The distance function is differentiable at $(p,q)\in M\times M$ if and only if there is a unique length-minimizing geodesic from $p$ to $q$. Furthermore, the distance function is $C^\infty$ in a neighborhood of $(p,q)$ if and only if $p$ and $q$ are not conjugate points along this minimizing geodesic.

Thus, the function is smooth everywhere if and only if $M$ is simply connected and the geodesics have no conjugate points. This property has numerous equivalent reformulations, including the following

  • for every pair of points, there is a unique minimizing geodesic between them;

  • for every pair of points, there is a unique geodesic between them;

  • every geodesic is minimizing;

  • the exponential map at every point $p\in M$ is a diffeomorphism from $T_pM$ to $M$.

In general, the distance function has one-sided directional derivatives everywhere. This derivative has a nice description in the case when you fix $p\in M$ and study the function $f=d(p,\cdot)$. Namely let $q\in M$, $q\ne p$, and denote by $\vec{qp}$ the set of initial velocity vectors (in $T_qM$) of unit-speed minimizing geodesics from $q$ to $p$. Then, for a vector $v\in T_qM$, the one-sided derivative $f'_v$ of $f$ in the direction of $v$ is $$ f'_v=\min\{-\langle v,\xi\rangle:\xi\in \vec{qp}\} . $$ This follows from the first variation formula and holds not only in Riemannian manifolds but also in Alexandrov spaces. It is not hard to derive the above differentiablity properties from this.

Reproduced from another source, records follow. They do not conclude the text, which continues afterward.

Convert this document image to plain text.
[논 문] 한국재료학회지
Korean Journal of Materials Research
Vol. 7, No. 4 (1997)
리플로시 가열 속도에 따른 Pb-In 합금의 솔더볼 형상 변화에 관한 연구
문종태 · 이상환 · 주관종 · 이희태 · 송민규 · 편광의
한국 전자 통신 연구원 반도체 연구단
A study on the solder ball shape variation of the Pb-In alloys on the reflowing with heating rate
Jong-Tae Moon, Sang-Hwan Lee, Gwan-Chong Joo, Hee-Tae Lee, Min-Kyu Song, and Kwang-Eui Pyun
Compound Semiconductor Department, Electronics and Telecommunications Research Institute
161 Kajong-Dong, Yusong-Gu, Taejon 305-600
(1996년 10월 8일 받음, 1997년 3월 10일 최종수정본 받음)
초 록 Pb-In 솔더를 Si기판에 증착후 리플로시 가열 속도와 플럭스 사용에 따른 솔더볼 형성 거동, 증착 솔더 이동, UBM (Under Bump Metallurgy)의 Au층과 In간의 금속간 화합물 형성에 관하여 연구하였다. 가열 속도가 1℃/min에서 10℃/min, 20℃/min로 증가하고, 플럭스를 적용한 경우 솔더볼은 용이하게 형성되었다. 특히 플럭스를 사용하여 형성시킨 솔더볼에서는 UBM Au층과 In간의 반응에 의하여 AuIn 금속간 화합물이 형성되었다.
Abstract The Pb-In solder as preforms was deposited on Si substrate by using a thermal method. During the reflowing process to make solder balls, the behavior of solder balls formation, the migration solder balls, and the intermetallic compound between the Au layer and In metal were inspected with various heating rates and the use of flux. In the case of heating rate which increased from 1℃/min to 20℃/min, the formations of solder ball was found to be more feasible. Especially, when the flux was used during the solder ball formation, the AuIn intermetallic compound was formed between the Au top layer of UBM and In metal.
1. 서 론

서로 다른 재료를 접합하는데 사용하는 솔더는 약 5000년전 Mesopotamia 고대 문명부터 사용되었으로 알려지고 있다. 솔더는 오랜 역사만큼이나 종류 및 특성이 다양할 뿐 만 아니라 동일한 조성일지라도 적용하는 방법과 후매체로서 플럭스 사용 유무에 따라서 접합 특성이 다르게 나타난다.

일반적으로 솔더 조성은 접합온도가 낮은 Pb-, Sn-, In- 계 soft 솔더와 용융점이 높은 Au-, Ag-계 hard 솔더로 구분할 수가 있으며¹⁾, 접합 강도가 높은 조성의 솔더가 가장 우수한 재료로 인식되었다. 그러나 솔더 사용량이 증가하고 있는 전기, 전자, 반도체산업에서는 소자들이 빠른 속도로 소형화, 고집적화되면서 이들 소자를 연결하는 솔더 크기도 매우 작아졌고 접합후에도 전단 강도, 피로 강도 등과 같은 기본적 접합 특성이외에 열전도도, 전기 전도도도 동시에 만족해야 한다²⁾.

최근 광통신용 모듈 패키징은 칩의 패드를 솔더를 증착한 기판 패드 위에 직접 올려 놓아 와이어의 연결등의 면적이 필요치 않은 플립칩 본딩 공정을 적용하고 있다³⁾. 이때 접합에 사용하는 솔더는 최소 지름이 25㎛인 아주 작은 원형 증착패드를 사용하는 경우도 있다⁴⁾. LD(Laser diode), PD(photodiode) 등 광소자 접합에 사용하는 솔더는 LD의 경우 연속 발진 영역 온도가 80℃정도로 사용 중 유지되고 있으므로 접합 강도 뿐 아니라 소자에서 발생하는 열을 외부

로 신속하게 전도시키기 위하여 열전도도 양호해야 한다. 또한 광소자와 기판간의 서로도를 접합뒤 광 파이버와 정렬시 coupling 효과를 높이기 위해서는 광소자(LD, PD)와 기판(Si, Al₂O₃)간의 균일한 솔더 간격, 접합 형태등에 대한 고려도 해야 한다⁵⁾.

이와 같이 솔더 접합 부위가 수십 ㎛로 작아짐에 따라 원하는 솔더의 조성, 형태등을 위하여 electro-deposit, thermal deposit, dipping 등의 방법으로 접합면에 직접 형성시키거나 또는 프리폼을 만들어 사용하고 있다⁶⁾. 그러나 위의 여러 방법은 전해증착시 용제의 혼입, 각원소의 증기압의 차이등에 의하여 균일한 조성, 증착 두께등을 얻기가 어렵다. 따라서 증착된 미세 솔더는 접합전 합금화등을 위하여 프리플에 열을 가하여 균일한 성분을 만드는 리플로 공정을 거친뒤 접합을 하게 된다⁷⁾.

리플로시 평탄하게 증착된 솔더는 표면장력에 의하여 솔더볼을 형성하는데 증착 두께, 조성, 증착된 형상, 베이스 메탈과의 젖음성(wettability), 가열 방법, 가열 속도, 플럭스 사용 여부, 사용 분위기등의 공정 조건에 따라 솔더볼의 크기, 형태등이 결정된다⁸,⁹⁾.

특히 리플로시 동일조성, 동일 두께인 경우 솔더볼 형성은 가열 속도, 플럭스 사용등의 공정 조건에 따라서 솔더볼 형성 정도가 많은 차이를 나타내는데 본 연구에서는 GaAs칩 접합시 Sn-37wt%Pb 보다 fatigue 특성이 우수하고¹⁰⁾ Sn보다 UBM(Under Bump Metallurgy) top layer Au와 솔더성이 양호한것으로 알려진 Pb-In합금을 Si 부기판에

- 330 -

I don't have a textbook reference for this precise formulation in the Riemannian case, but any book that covers Berger's lemma about geodesics realizing the diameter probably has directional derivatives as a sublemma. For Alexandrov spaces, the standard reference is Burago-Gromov-Perelman's paper. An intro-level proof (not in a full generality) can be found in (a shameless advertisement follows) "A course in metric geometry" by Burago, Burago and myself, section 4.5.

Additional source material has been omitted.